Слава сбавил скорость, машина на затравеневшей грунтовке шла, плавно покачиваясь. Ты безмятежно спала. А я всё вполголоса рассказывал и рассказывала тебе, спящей, о сдобной моей бабушке Меланье, и о том, как она лечила меня от бесчисленных ангин и любых других напастей, усаживая как паляницу, прямо на рогаче, в недавно истопленную русскую, тоже на неё похожую, печку.

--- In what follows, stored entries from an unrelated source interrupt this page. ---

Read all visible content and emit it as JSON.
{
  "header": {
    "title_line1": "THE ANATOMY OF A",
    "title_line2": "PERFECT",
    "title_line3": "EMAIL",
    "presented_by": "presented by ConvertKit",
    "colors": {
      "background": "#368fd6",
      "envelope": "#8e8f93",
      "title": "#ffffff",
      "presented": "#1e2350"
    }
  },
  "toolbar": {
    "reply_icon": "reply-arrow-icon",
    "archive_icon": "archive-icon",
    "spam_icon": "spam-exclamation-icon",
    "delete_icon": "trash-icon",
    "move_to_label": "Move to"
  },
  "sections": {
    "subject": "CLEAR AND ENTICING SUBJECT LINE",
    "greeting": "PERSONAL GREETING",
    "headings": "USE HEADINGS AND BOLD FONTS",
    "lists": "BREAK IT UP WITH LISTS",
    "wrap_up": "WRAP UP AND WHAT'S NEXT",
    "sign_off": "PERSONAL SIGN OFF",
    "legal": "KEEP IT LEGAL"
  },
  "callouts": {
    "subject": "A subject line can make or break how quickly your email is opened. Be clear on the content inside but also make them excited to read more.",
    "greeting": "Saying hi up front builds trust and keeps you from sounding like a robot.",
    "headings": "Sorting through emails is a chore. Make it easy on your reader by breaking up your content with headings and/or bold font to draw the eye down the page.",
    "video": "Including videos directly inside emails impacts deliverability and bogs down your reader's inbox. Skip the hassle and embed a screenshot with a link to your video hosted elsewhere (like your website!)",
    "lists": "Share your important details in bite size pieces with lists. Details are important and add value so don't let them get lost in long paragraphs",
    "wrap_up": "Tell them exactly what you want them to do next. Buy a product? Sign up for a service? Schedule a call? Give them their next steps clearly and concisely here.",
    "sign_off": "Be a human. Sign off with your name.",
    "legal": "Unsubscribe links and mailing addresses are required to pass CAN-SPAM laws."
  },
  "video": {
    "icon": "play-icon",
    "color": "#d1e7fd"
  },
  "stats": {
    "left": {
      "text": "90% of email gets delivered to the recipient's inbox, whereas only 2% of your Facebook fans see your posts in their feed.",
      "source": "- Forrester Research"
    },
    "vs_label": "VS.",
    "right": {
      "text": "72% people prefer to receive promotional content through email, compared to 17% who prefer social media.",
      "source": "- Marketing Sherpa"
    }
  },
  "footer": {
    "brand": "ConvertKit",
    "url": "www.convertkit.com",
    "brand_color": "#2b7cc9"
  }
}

А печку-то у нас под хлеб топили соломой исключительно пшеничной, ржи в наших суховейных степях отродясь не водили. Не зря бабушка Мелания мечтательно добавляла:
– Лесные мы и … ржаные… Ржаники…
Москва постепенно приближалась, клубком перед нами теперь уже катилось само солнце. Но я тебя не будил.

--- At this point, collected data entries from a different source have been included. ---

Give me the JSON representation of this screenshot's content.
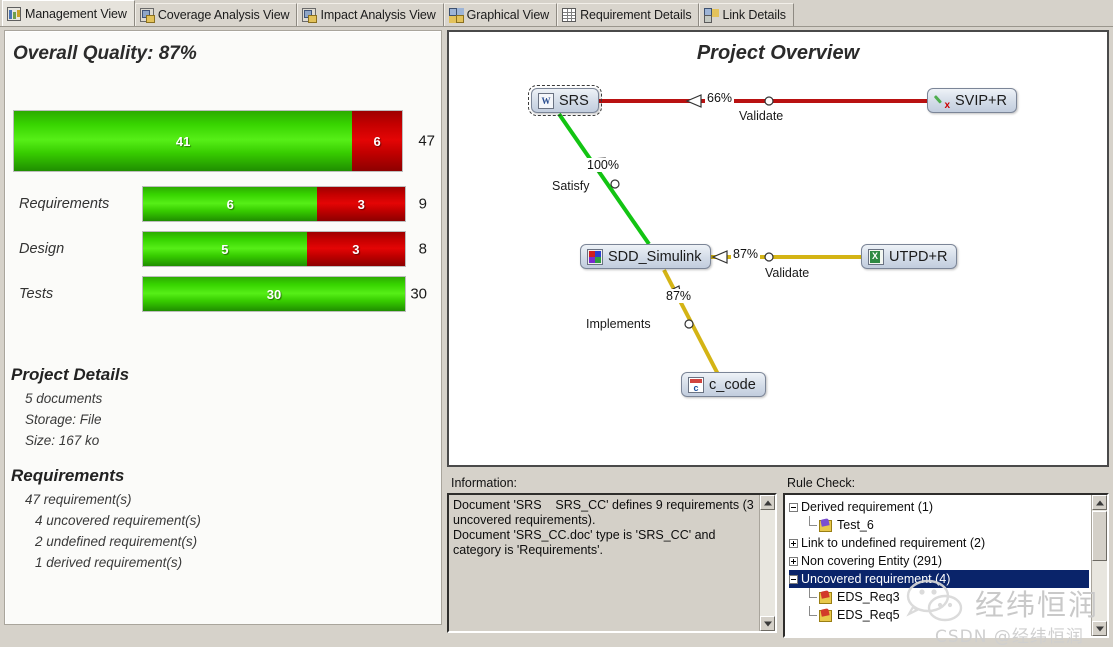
{
  "tabs": [
    {
      "label": "Management View",
      "icon": "management-view-icon",
      "active": true
    },
    {
      "label": "Coverage Analysis View",
      "icon": "coverage-analysis-icon",
      "active": false
    },
    {
      "label": "Impact Analysis View",
      "icon": "impact-analysis-icon",
      "active": false
    },
    {
      "label": "Graphical View",
      "icon": "graphical-view-icon",
      "active": false
    },
    {
      "label": "Requirement Details",
      "icon": "requirement-details-icon",
      "active": false
    },
    {
      "label": "Link Details",
      "icon": "link-details-icon",
      "active": false
    }
  ],
  "management": {
    "overall_quality_title": "Overall Quality: 87%",
    "overall_bar": {
      "green_value": "41",
      "red_value": "6",
      "total": "47"
    },
    "rows": [
      {
        "label": "Requirements",
        "green_value": "6",
        "red_value": "3",
        "total": "9"
      },
      {
        "label": "Design",
        "green_value": "5",
        "red_value": "3",
        "total": "8"
      },
      {
        "label": "Tests",
        "green_value": "30",
        "red_value": "",
        "total": "30"
      }
    ],
    "project_details_title": "Project Details",
    "project_details": [
      "5 documents",
      "Storage: File",
      "Size: 167 ko"
    ],
    "requirements_title": "Requirements",
    "requirements": [
      "47 requirement(s)",
      "4 uncovered requirement(s)",
      "2 undefined requirement(s)",
      "1 derived requirement(s)"
    ]
  },
  "diagram": {
    "title": "Project Overview",
    "nodes": {
      "srs": {
        "label": "SRS",
        "icon": "word-document-icon"
      },
      "svip": {
        "label": "SVIP+R",
        "icon": "check-mark-icon"
      },
      "sdd": {
        "label": "SDD_Simulink",
        "icon": "simulink-model-icon"
      },
      "utpd": {
        "label": "UTPD+R",
        "icon": "excel-document-icon"
      },
      "ccode": {
        "label": "c_code",
        "icon": "c-source-file-icon"
      }
    },
    "edges": {
      "validate_top": {
        "percent": "66%",
        "label": "Validate",
        "color": "#b91111"
      },
      "satisfy": {
        "percent": "100%",
        "label": "Satisfy",
        "color": "#13c413"
      },
      "validate_mid": {
        "percent": "87%",
        "label": "Validate",
        "color": "#d4b415"
      },
      "implements": {
        "percent": "87%",
        "label": "Implements",
        "color": "#d4b415"
      }
    }
  },
  "information": {
    "caption": "Information:",
    "text": "Document 'SRS    SRS_CC' defines 9 requirements (3 uncovered requirements).\nDocument 'SRS_CC.doc' type is 'SRS_CC' and category is 'Requirements'."
  },
  "rule_check": {
    "caption": "Rule Check:",
    "rows": [
      {
        "text": "Derived requirement (1)",
        "level": 0,
        "toggle": "minus",
        "icon": "none",
        "selected": false
      },
      {
        "text": "Test_6",
        "level": 1,
        "toggle": "none",
        "icon": "test-icon",
        "selected": false
      },
      {
        "text": "Link to undefined requirement (2)",
        "level": 0,
        "toggle": "plus",
        "icon": "none",
        "selected": false
      },
      {
        "text": "Non covering Entity (291)",
        "level": 0,
        "toggle": "plus",
        "icon": "none",
        "selected": false
      },
      {
        "text": "Uncovered requirement (4)",
        "level": 0,
        "toggle": "minus",
        "icon": "none",
        "selected": true
      },
      {
        "text": "EDS_Req3",
        "level": 1,
        "toggle": "none",
        "icon": "req-icon",
        "selected": false
      },
      {
        "text": "EDS_Req5",
        "level": 1,
        "toggle": "none",
        "icon": "req-icon",
        "selected": false
      }
    ]
  },
  "watermark": {
    "chinese": "经纬恒润",
    "csdn": "CSDN @经纬恒润"
  },
  "colors": {
    "green": "#37d400",
    "red": "#c40000",
    "selection_blue": "#0a246a",
    "edge_red": "#b91111",
    "edge_green": "#13c413",
    "edge_yellow": "#d4b415"
  }
}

Колени мои, сама душа моя и сейчас ощущают эту святую, почти младенческую ношу.
Спи, моё солнышко. Спи…

***
Недели три назад на типовой низенькой мраморной оградке твоей могилки откуда-то появилась продолговатая, на плоскодонный миниатюрный чёлн или на детскую колыбельку, люльку, в которой, подвешенной к матице нашей хаты, я укачивал, злясь на них, неукачиваемых, своих младших, одного за другим просЫпавшихся братьев, – чаша. В меру изящная, с позолоченным ободком. Никто из нас, твоих родных, её не приносил. Мы подумали: может, кто-то из твоих нам незнакомых друзей? А может, кто-то просто позабыл? Или уронил? – прямо с неба, и она, дароносица, не разбилась.
Я сказал своим:
– Не трогайте. Не убирайте. Если кто вспомнит, заберёт сам.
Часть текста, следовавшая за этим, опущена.